Experts say they are “extremely alarmed” by the detection of potentially toxic “forever chemicals” in the drinking water sources at 17 of 18 England’s water companies.
The potentially toxic “forever chemicals” – many of which have been banned – have been linked to cancers, fertility problems, developmental defects in unborn children, immune system and thyroid problems.
The Drinking Water Inspectorate (DWI) said “forever chemicals” were found in 11,853 samples of raw and treated water tested by water companies last year, as revealed by the Guardian and Watershed Investigations.
PFAS (per- and polyfluoroalkyl substances) is a chemical family consisting of at least 5,000 individual substances, including PFOS and PFOA. They are sometimes referred to as ‘forever chemicals’ because of their persistence in the environment.
PFAS are human-made chemicals widely used across industry for their durability and efficacy in processes and found in the manufacture of vast numbers of consumer products – including food packaging, skin creams, cosmetics, polishes and textile treatments – and firefighting foams. Their properties make them highly resistant to biodegradation earning them the “forever chemicals”.
Forever chemicals can pass to children in the womb
The DWI said the “dangers of PFAS have become a growing concern due to their persistence in the environment, ability to accumulate in the human body, and potential health effects.”
Responding to the findings, Dr Clare Cavers from Fidra – an environmental charity supporting sustainability and preventing pollution – called them “extremely alarming, in particular as the acceptable limit set by the DWI for the banned toxic forever chemical PFOS is much higher than in other parts of the world”.
Cavers added: “With a recent study finding that PFOS can pass to children in the womb, [it] is gravely concerning.”
Policy adviser at the Royal Society of Chemistry (RSC), Stephanie Metzger, said: “The report shows that there are people who are drinking medium-risk water.”
Metzger added: “We don’t think anyone should be drinking medium-risk water … the toxicology data shows the risk of health effects becoming more over time as PFAS builds up in our body.”
The RSC is calling for more monitoring and broader testing along with the establishment of a chemicals agency to scrutinize pollutants and PFAS.

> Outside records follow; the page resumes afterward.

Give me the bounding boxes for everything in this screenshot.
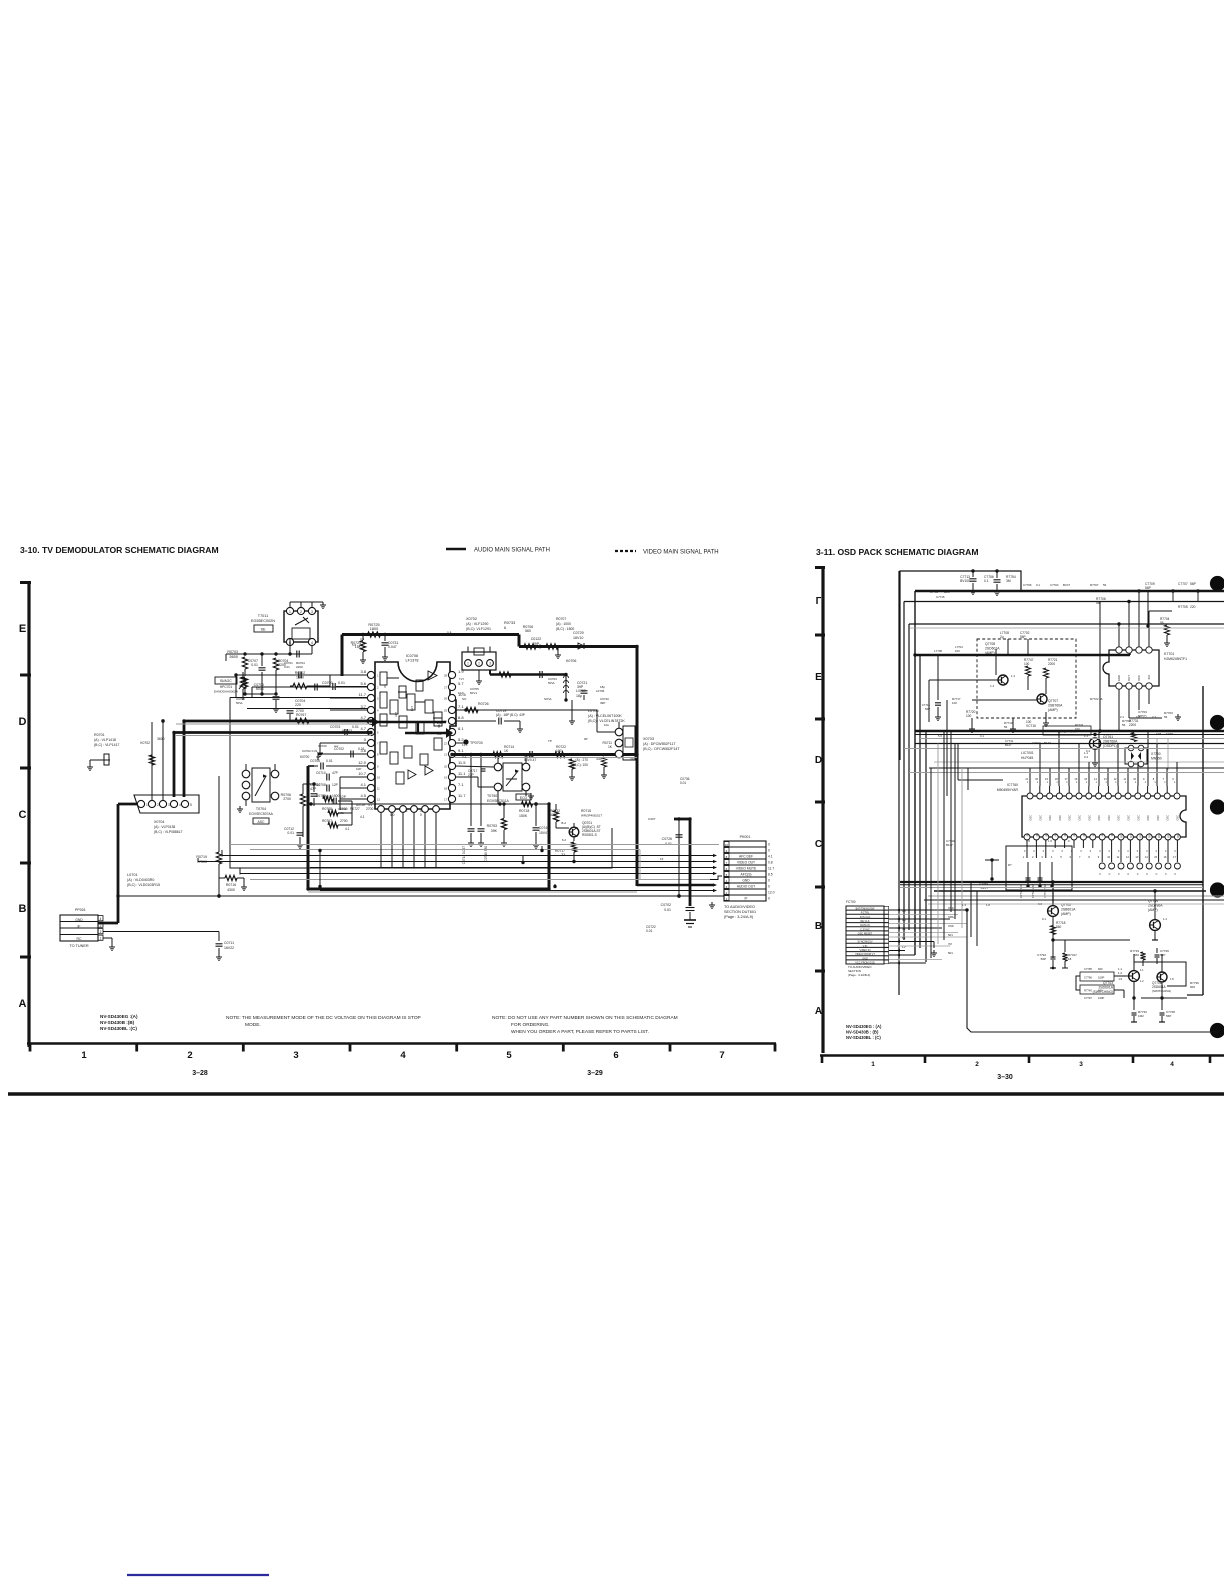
svg-text:4300: 4300: [227, 888, 235, 892]
svg-text:16V22: 16V22: [224, 946, 234, 950]
resistor R0704 2200: [273, 658, 288, 694]
svg-text:TP0703: TP0703: [470, 741, 483, 745]
right diagram border frame with zone letters: [815, 566, 825, 1053]
coil K0706: [564, 659, 577, 700]
svg-text:(OSDPL): (OSDPL): [1103, 744, 1117, 748]
svg-text:4.1: 4.1: [360, 782, 366, 787]
svg-text:HJM6245NTF1: HJM6245NTF1: [1164, 657, 1187, 661]
svg-text:R0715: R0715: [581, 809, 591, 813]
ceramic resonator X7750 MN350: [1125, 732, 1173, 770]
svg-text:5: 5: [190, 803, 192, 807]
svg-text:56: 56: [1122, 723, 1126, 727]
svg-text:100: 100: [966, 714, 972, 718]
svg-text:3: 3: [489, 662, 491, 666]
svg-text:12.0: 12.0: [768, 891, 775, 895]
input tuning connector X0704: [134, 795, 199, 834]
svg-text:1: 1: [1027, 781, 1029, 784]
svg-text:Q7707: Q7707: [1048, 699, 1058, 703]
svg-text:19: 19: [444, 776, 447, 780]
wire: dots on right buses: [913, 589, 1163, 999]
svg-text:56: 56: [1096, 601, 1100, 605]
svg-text:(A) : VLP1418: (A) : VLP1418: [94, 738, 116, 742]
IC7501 pin number digits: [377, 674, 447, 802]
wire: thick path X0702 to K0706: [490, 670, 566, 675]
svg-text:AFC DEF: AFC DEF: [739, 855, 753, 859]
svg-text:1: 1: [1115, 781, 1117, 784]
wire: top-left supply rail: [226, 638, 312, 661]
svg-text:3: 3: [377, 697, 379, 701]
svg-text:OSC: OSC: [1029, 815, 1033, 821]
svg-text:12.0: 12.0: [358, 760, 367, 765]
svg-text:50P: 50P: [925, 707, 930, 711]
svg-text:5R1: 5R1: [948, 951, 953, 955]
svg-text:RC: RC: [77, 937, 82, 941]
wire: bus junction dots: [161, 645, 691, 898]
junction label C7760 BV47: [979, 877, 994, 890]
transistor Q7705 2SD601A SWITCHING 2: [1152, 954, 1174, 1010]
svg-text:8.5: 8.5: [768, 873, 773, 877]
svg-text:3.8: 3.8: [360, 637, 365, 641]
svg-text:56P: 56P: [1145, 586, 1152, 590]
svg-text:8: 8: [1088, 855, 1090, 859]
svg-text:1: 1: [467, 662, 469, 666]
coil K0702 3600: [140, 719, 165, 800]
svg-text:3–28: 3–28: [192, 1070, 208, 1077]
svg-text:C0726: C0726: [662, 837, 672, 841]
svg-text:C: C: [1109, 873, 1111, 876]
wire: OSD lower bus lines: [929, 762, 1224, 768]
svg-text:B147: B147: [944, 590, 951, 594]
capacitor C0700 0.01: [322, 681, 368, 690]
svg-text:X0704: X0704: [154, 820, 164, 824]
svg-text:2.1: 2.1: [1120, 715, 1124, 719]
svg-text:C: C: [1137, 873, 1139, 876]
resistor R0701 VLP1418 with cap: [87, 733, 120, 770]
svg-text:T0704: T0704: [256, 807, 266, 811]
svg-text:SO: SO: [462, 697, 467, 701]
svg-text:R10: R10: [1120, 832, 1124, 837]
svg-text:3: 3: [1079, 1061, 1083, 1068]
right diagram scattered labels: [930, 590, 1084, 907]
svg-text:Г: Г: [816, 596, 822, 607]
resistor R0716 4300: [219, 875, 247, 892]
svg-text:C7707: C7707: [1178, 582, 1188, 586]
svg-text:A: A: [815, 1006, 822, 1017]
svg-text:TP: TP: [548, 739, 552, 743]
svg-text:2SB766A: 2SB766A: [1103, 740, 1118, 744]
svg-text:0: 0: [1146, 850, 1148, 853]
svg-text:0: 0: [1174, 850, 1176, 853]
svg-text:1.2: 1.2: [1118, 971, 1122, 975]
svg-text:OSC: OSC: [1058, 815, 1062, 821]
svg-text:0.01: 0.01: [646, 929, 653, 933]
svg-text:18V10: 18V10: [573, 636, 583, 640]
svg-text:K97S: K97S: [1166, 732, 1173, 736]
svg-text:1.4: 1.4: [990, 684, 994, 688]
svg-text:B147: B147: [1005, 743, 1012, 747]
svg-text:ECO: ECO: [520, 796, 528, 800]
svg-text:R0707: R0707: [556, 617, 566, 621]
svg-text:21: 21: [444, 753, 447, 757]
svg-text:2700: 2700: [340, 819, 348, 823]
svg-text:1.2: 1.2: [1140, 979, 1144, 983]
svg-text:5.7: 5.7: [458, 681, 464, 686]
svg-text:IC7760: IC7760: [1007, 783, 1018, 787]
svg-text:Q7708: Q7708: [985, 642, 995, 646]
svg-text:B: B: [19, 903, 27, 915]
wire: bold signal path through IC7501 interior: [372, 717, 453, 738]
svg-text:47P: 47P: [332, 771, 339, 775]
svg-text:0.067: 0.067: [648, 817, 656, 821]
wire: bottom area frame right diagram: [0, 0, 1, 1]
svg-text:160P: 160P: [1098, 976, 1104, 980]
svg-text:IF: IF: [745, 897, 748, 901]
note: to audio/video section: [709, 902, 756, 919]
svg-text:T7011: T7011: [258, 614, 268, 618]
svg-text:3: 3: [168, 803, 170, 807]
svg-text:R0727: R0727: [350, 807, 360, 811]
svg-text:5600: 5600: [230, 655, 238, 659]
svg-text:0.01: 0.01: [284, 665, 290, 669]
svg-text:VIDEO OUT: VIDEO OUT: [737, 861, 755, 865]
svg-text:3600: 3600: [157, 737, 165, 741]
capacitor C7713 BV100 on top rail: [960, 569, 976, 594]
svg-text:OSC: OSC: [1146, 815, 1150, 821]
svg-text:(A) : 270: (A) : 270: [575, 758, 588, 762]
svg-text:0.01: 0.01: [358, 747, 365, 751]
svg-text:0.01: 0.01: [326, 759, 333, 763]
svg-text:18μ: 18μ: [576, 694, 582, 698]
demodulator IC IC0706 thick top boundary: [342, 635, 637, 677]
svg-text:C0700: C0700: [322, 681, 333, 685]
svg-text:7: 7: [719, 1050, 724, 1061]
svg-text:PP001: PP001: [75, 908, 86, 912]
svg-text:R0716: R0716: [226, 883, 236, 887]
svg-text:R7705: R7705: [1178, 605, 1188, 609]
transformer T7011 EG55EC002N: [251, 602, 326, 646]
bottom separator rule: [8, 1092, 1224, 1095]
svg-text:17: 17: [1173, 855, 1176, 859]
svg-text:10.6: 10.6: [458, 691, 464, 695]
svg-text:3.7: 3.7: [360, 704, 366, 709]
svg-text:R12: R12: [1138, 832, 1142, 837]
wire: IC left pin feed lines from rail area: [317, 675, 368, 756]
svg-text:X7750: X7750: [1151, 752, 1161, 756]
svg-text:560: 560: [525, 629, 531, 633]
svg-text:4: 4: [311, 641, 313, 645]
note: DC voltage measurement: [226, 1015, 421, 1028]
svg-text:0: 0: [1080, 850, 1082, 853]
svg-text:2200: 2200: [1129, 723, 1136, 727]
svg-text:1800: 1800: [370, 627, 378, 631]
svg-text:0: 0: [1165, 850, 1167, 853]
svg-text:4: 4: [179, 803, 181, 807]
svg-text:3–29: 3–29: [587, 1070, 603, 1077]
svg-text:0: 0: [1024, 850, 1026, 853]
wire: thick right bus vertical: [636, 647, 639, 887]
note: part number warning: [492, 1015, 678, 1035]
wire: IC left pin stubs and parts field: [234, 672, 368, 698]
svg-text:HPC701: HPC701: [220, 685, 233, 689]
svg-text:20: 20: [444, 765, 447, 769]
svg-text:C: C: [815, 839, 822, 850]
svg-text:12P: 12P: [340, 795, 347, 799]
svg-text:100: 100: [1026, 720, 1032, 724]
svg-text:0.1: 0.1: [1042, 917, 1046, 921]
note: to audio/video section label right: [848, 965, 872, 977]
wire: thick lower boundary pair of OSD core: [900, 882, 1224, 900]
svg-text:7.1: 7.1: [462, 755, 467, 759]
svg-text:0.01: 0.01: [338, 681, 345, 685]
svg-text:6.2: 6.2: [562, 838, 567, 842]
resistor R0725 1800 on top rail: [368, 623, 381, 637]
svg-text:B147: B147: [1044, 741, 1051, 745]
svg-text:4.1: 4.1: [768, 855, 773, 859]
svg-text:2: 2: [157, 803, 159, 807]
svg-text:2700: 2700: [283, 797, 291, 801]
svg-text:R14: R14: [1157, 832, 1161, 837]
svg-text:SOVL: SOVL: [544, 697, 552, 701]
svg-text:1: 1: [1076, 781, 1078, 784]
svg-text:LIC7001: LIC7001: [1021, 751, 1034, 755]
wire: thick drop from X0704 pin1 to PP001: [98, 804, 137, 923]
svg-text:D: D: [815, 755, 822, 766]
svg-text:0: 0: [1090, 850, 1092, 853]
svg-text:C: C: [19, 809, 27, 821]
svg-text:VIDEO MUTE: VIDEO MUTE: [736, 867, 757, 871]
svg-text:NV-SD430B :(B): NV-SD430B :(B): [100, 1020, 135, 1025]
svg-text:4.1: 4.1: [345, 827, 350, 831]
svg-text:R11: R11: [1129, 832, 1133, 837]
svg-text:3-11. OSD PACK SCHEMATIC DIAGR: 3-11. OSD PACK SCHEMATIC DIAGRAM: [816, 547, 979, 557]
capacitor C0708 12P: [322, 795, 352, 805]
svg-text:Q7704: Q7704: [1148, 899, 1158, 903]
svg-text:10u: 10u: [604, 723, 609, 727]
svg-text:50V1: 50V1: [470, 691, 477, 695]
svg-text:NV-SD430BL :(C): NV-SD430BL :(C): [100, 1026, 137, 1031]
svg-text:R0726: R0726: [478, 702, 489, 706]
svg-text:0: 0: [1099, 850, 1101, 853]
svg-text:(A) : 1000: (A) : 1000: [556, 622, 571, 626]
svg-text:OSC: OSC: [1117, 815, 1121, 821]
wire: harness labels: [948, 906, 955, 955]
svg-text:11.1: 11.1: [462, 743, 468, 747]
svg-text:PK001: PK001: [740, 835, 751, 839]
svg-text:R0728: R0728: [356, 803, 365, 807]
svg-text:18: 18: [1068, 957, 1072, 961]
svg-text:R0703: R0703: [227, 650, 238, 654]
transistor Q7703 2SD601A SWITCHING: [1093, 954, 1145, 1010]
svg-text:1: 1: [81, 1050, 87, 1061]
svg-text:56: 56: [1103, 583, 1107, 587]
svg-text:OSC: OSC: [1087, 815, 1091, 821]
svg-text:1: 1: [100, 936, 102, 940]
svg-text:56P: 56P: [1160, 953, 1165, 957]
legend: audio main signal path: [446, 548, 550, 554]
wire: right diagram inner-left vertical bundle lower: [931, 731, 944, 958]
capacitor C7714 group left of dashed box: [922, 655, 941, 720]
capacitor C0715 330: [478, 755, 489, 862]
svg-text:R16: R16: [1176, 832, 1180, 837]
svg-text:AFC(S): AFC(S): [741, 873, 752, 877]
svg-text:1500: 1500: [332, 794, 340, 798]
svg-text:C0702 0.01: C0702 0.01: [302, 749, 318, 753]
svg-text:A: A: [19, 998, 27, 1010]
svg-text:5.6: 5.6: [360, 681, 366, 686]
resistor R0707b 2700: [322, 801, 352, 828]
svg-text:25: 25: [444, 709, 447, 713]
svg-text:1500: 1500: [296, 676, 304, 680]
svg-text:6: 6: [1070, 855, 1072, 859]
svg-text:2: 2: [975, 1061, 979, 1068]
svg-text:(A) : VLD0403R0: (A) : VLD0403R0: [127, 878, 154, 882]
svg-text:9: 9: [377, 765, 379, 769]
svg-text:5: 5: [506, 1050, 512, 1061]
svg-text:18p: 18p: [600, 685, 605, 689]
svg-text:10: 10: [377, 776, 380, 780]
wire: thick bottom return bus: [308, 755, 637, 890]
svg-text:220: 220: [295, 703, 301, 707]
capacitor C7702 label: [1020, 631, 1030, 655]
left diagram scattered value labels: [300, 631, 690, 861]
wire: IC7760 top pin feeds from buses: [1030, 731, 1177, 786]
svg-text:15V47: 15V47: [539, 831, 549, 835]
svg-text:0: 0: [1052, 850, 1054, 853]
svg-text:1: 1: [1047, 781, 1049, 784]
svg-text:C0710: C0710: [316, 771, 326, 775]
svg-text:OSC: OSC: [1156, 815, 1160, 821]
svg-text:4.7: 4.7: [360, 726, 366, 731]
svg-text:1.6: 1.6: [986, 903, 990, 907]
capacitor C7728 56P bottom: [1159, 1010, 1175, 1022]
svg-text:5.6: 5.6: [352, 643, 357, 647]
right diagram bottom ruler with column numbers: [820, 1056, 1224, 1069]
SAW filter X0702 VLF1290: [462, 617, 496, 670]
svg-text:1: 1: [1037, 781, 1039, 784]
wire: IC7760 bottom bus collector: [0, 0, 1, 1]
svg-text:600: 600: [1190, 985, 1195, 989]
svg-text:2: 2: [100, 930, 102, 934]
svg-text:11: 11: [1117, 855, 1120, 859]
svg-text:0: 0: [1068, 839, 1070, 843]
svg-text:R6: R6: [1082, 832, 1086, 836]
svg-text:47P: 47P: [310, 787, 317, 791]
resistor network box C7707 R7705: [1171, 582, 1199, 609]
resistor R0707 select 1000/1800: [546, 617, 574, 658]
svg-text:AFT: AFT: [394, 712, 398, 717]
IC7760 pin number ticks top: [1025, 777, 1174, 781]
resistor R7706 56 label: [1096, 597, 1106, 731]
svg-text:NV-SD430B : (B): NV-SD430B : (B): [846, 1030, 879, 1035]
svg-text:R7: R7: [1091, 832, 1095, 836]
IC7760 pin number ticks bottom: [1023, 855, 1177, 859]
svg-text:OSC: OSC: [1176, 815, 1180, 821]
coil L7708 2u label: [1000, 631, 1009, 655]
svg-text:50VL: 50VL: [548, 681, 555, 685]
svg-text:220: 220: [1190, 605, 1196, 609]
svg-text:3: 3: [293, 1050, 298, 1061]
coil L0707 18u: [564, 689, 585, 724]
svg-text:1: 1: [1023, 855, 1025, 859]
svg-text:K0706: K0706: [566, 659, 576, 663]
wire: C7760 junction drop: [985, 858, 999, 879]
resistor R0715 select label: [581, 809, 602, 818]
left diagram bottom ruler with column numbers: [27, 1044, 776, 1062]
svg-text:X0702: X0702: [466, 617, 477, 621]
svg-text:1M2: 1M2: [1138, 1014, 1144, 1018]
svg-text:2: 2: [377, 686, 379, 690]
svg-text:2200: 2200: [296, 665, 303, 669]
left diagram micro label texture: [236, 637, 639, 815]
svg-text:560: 560: [1056, 925, 1062, 929]
IC7501 bottom pin row: [378, 806, 440, 868]
svg-text:C0702: C0702: [661, 903, 671, 907]
svg-text:0.8: 0.8: [768, 861, 773, 865]
svg-text:1.3: 1.3: [962, 903, 966, 907]
svg-text:56P: 56P: [1166, 1014, 1171, 1018]
resistor R0726 and peripheral parts right of IC: [456, 702, 525, 732]
resistor R7704 56 right: [1160, 617, 1170, 646]
dashed option enclosure: [977, 639, 1076, 718]
svg-text:15: 15: [1154, 855, 1157, 859]
svg-text:OSC: OSC: [1097, 815, 1101, 821]
svg-text:SECTION DUT601: SECTION DUT601: [724, 910, 756, 914]
svg-text:1: 1: [1164, 781, 1166, 784]
svg-text:R0710: R0710: [578, 753, 588, 757]
svg-text:0: 0: [364, 737, 367, 742]
svg-text:1: 1: [1174, 781, 1176, 784]
IC K7701 HJM6245NTF1: [1103, 641, 1187, 696]
svg-text:0.8: 0.8: [316, 755, 321, 759]
wire: K7701 pin drops from buses: [1119, 591, 1172, 647]
wire: long AGC line y897: [116, 894, 724, 897]
note: model list right: [846, 1024, 882, 1040]
svg-text:OSD: OSD: [948, 924, 954, 928]
svg-text:1.9: 1.9: [1118, 977, 1122, 981]
svg-text:R7745: R7745: [1084, 989, 1092, 993]
svg-text:NV-SD430BL : (C): NV-SD430BL : (C): [846, 1035, 881, 1040]
svg-text:5.2: 5.2: [458, 737, 464, 742]
svg-text:0: 0: [1043, 850, 1045, 853]
svg-text:R?: R?: [1008, 863, 1012, 867]
svg-text:C: C: [1099, 873, 1101, 876]
svg-text:C7715: C7715: [936, 595, 945, 599]
svg-text:(B,C): VLF1291: (B,C): VLF1291: [466, 627, 491, 631]
svg-text:39P: 39P: [600, 701, 605, 705]
svg-text:7M: 7M: [948, 942, 952, 946]
svg-text:R0701: R0701: [94, 733, 105, 737]
svg-text:R0: R0: [1026, 832, 1030, 836]
svg-text:R0707: R0707: [322, 819, 332, 823]
wire: line from R0717 to audio out row: [521, 846, 556, 888]
svg-text:22: 22: [444, 742, 447, 746]
svg-text:5R1: 5R1: [948, 933, 953, 937]
svg-text:C: C: [1118, 873, 1120, 876]
resistor R0719 7500: [196, 776, 221, 896]
svg-text:R2: R2: [1044, 832, 1048, 836]
wire: K7701 bottom pin connections: [1119, 696, 1181, 731]
svg-text:K0702: K0702: [140, 741, 150, 745]
svg-text:AUDIO MAIN SIGNAL PATH: AUDIO MAIN SIGNAL PATH: [474, 548, 550, 554]
OSD outer enclosure top section: [899, 571, 1021, 995]
svg-text:(A) : DFCW552F11T: (A) : DFCW552F11T: [643, 742, 676, 746]
svg-text:17: 17: [444, 798, 447, 802]
svg-text:C7704: C7704: [1050, 583, 1059, 587]
resistor R7733 1M2 bottom: [1131, 1010, 1147, 1022]
svg-text:(Page : 3-24/B-4): (Page : 3-24/B-4): [848, 973, 870, 977]
transistor Q7704 2SD786A AMP: [1148, 891, 1167, 940]
svg-text:GND: GND: [742, 879, 750, 883]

Manchester Metropolitan University forensic environmental scientist Dr David Megson, said: “Our guideline values for PFAS in drinking water are not as stringent as other countries, yet it is still a challenge for water companies to provide water with PFAS levels below these limits.
“Ultimately it is water companies and consumers who are picking up the bill to try to manage these contaminated supplies, not the polluters. Urgent action and investment is required.”
Billpayers to pay for £100 million campaign to reduce water demand
Meanwhile, the chief executive of Ofwat has said billpayers will foot the bill for a £100 million national campaign to get people to use less water.
A fifth of the UK’s water supply is currently lost by leaking pipes.
Head of the regulator David Black told MPs on Monday: “We’re establishing a fund of £100 million for the next price review period which will be from customers to help the sector get to a much better place on water demand.
“We haven’t seen progress from the sector in the current period nor in the previous period. The government set challenging targets, we think the sector needs to rise to the challenge of delivering on that.”
Climate change and a growing population are adding to pressures on Britain’s water supply. Reserves are becoming more stressed with water suppliers and the government both wanting to reduce demand in order to protect the continuity of supply.
As such, the government wants water companies to fix leaks which account for 20% of the total supply. Furthermore, they are looking to cut consumption from an average 144 litres per day per person to 122 litres by 2038 and 110 litres by 2050. Demand is expected to grow by four billion litres a day by 2050 requiring new reservoirs and water recycling schemes to meet the needs.
Black told MPs that cutting demand will be “cheaper than the alternatives of building major new sources of supply” with a new reservoir costing “perhaps £2 billion or more”.
According to Ofwat, reducing water use can save UK households up to £500 per year. The £100 million public information campaign fund to reduce water demand – to be paid by billpayers – is set to begin in April 2025.